Breaking the negativity cycle requires maturity. There is nothing noble about negativity, instead it is a sign of immaturity. An immature mind refuses to see good in people it dislikes. A mature mind does not assume complete badness about others, instead it accepts that no one person is all good or all bad. . Maturity means not dwelling solely on the negative but being deliberate about looking for the good as well. A mature mind also accepts that one chooses what they focus on and knows that if they continually focus on the bad they will ultimately end up bitter, stuck in a negativity cycle.
Maturity means accepting that you also have both good and bad in you. And so you really are not in any position to hold other people’s bad over them. Your bad may be different but that does not make it better. It makes you human just as much as they are human. Maturity means you ultimately develop empathy for people in spite of their flaws.
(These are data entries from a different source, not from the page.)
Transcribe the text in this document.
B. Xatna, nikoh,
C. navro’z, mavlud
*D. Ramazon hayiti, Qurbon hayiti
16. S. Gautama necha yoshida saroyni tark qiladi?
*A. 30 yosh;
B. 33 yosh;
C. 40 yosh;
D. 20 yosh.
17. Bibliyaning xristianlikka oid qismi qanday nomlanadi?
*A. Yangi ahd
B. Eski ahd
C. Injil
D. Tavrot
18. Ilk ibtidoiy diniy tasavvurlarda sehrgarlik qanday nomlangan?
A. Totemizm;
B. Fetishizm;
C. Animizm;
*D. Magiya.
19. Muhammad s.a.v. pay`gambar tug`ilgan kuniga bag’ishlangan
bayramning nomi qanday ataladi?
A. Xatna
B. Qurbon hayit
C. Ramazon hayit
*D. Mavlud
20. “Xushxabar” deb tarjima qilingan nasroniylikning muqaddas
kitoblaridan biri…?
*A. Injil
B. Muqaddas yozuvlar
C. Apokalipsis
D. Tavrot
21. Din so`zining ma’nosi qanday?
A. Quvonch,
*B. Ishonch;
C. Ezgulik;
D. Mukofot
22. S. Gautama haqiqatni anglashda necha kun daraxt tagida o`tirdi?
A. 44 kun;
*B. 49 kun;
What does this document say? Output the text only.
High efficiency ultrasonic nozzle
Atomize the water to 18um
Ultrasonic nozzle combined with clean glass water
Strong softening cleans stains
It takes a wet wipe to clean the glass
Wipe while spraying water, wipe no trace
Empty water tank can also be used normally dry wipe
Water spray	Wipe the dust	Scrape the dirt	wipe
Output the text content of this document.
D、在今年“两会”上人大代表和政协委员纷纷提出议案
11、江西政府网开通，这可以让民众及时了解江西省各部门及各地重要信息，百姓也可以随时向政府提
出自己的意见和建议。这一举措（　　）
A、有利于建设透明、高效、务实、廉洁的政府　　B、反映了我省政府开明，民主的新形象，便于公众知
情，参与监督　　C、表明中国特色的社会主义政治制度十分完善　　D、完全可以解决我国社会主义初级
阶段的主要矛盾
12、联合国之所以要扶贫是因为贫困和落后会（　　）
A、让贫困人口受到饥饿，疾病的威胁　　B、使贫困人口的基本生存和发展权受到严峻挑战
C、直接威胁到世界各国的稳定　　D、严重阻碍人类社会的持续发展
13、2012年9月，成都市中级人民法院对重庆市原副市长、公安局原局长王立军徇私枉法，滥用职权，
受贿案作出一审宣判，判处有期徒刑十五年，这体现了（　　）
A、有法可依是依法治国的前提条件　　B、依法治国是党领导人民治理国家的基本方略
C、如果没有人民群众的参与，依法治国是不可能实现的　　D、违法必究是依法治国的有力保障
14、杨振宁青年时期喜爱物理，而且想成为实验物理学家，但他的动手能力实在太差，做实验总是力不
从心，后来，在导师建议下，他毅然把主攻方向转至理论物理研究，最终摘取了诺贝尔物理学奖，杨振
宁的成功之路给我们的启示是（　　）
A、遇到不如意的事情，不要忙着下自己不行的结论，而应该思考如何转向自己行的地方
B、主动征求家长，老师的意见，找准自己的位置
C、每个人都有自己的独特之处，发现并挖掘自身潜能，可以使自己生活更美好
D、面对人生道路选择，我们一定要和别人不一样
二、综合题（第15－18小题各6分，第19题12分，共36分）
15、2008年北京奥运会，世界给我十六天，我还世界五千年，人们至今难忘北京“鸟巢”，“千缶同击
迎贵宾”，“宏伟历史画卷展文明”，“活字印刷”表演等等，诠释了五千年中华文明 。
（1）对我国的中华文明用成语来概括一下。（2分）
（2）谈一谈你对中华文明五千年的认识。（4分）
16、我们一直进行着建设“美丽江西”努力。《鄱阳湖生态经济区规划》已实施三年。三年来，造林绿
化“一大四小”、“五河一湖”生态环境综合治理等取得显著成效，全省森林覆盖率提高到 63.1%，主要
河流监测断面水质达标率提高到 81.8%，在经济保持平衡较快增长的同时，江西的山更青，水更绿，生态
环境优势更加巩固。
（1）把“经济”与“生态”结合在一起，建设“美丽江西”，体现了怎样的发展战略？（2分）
This is how one can free themselves from the negativity cycle.
Wrapping others in a negativity bubble is not about them person but totally about you. It is more about your feelings towards them than about their actions. And that’s why only you can get yourself out of it. Yes at times with professional help, like therapy.
Please do not get me wrong, I am not saying people must stay in unhealthy relationships. I am not even saying people must ignore wrongs done by others. I am saying free yourself of the negativity. You can walk away from a person or a situation and not be bitter about it.
Ultimately you have a choice of whether you want to be bitter or you want to be free and happy.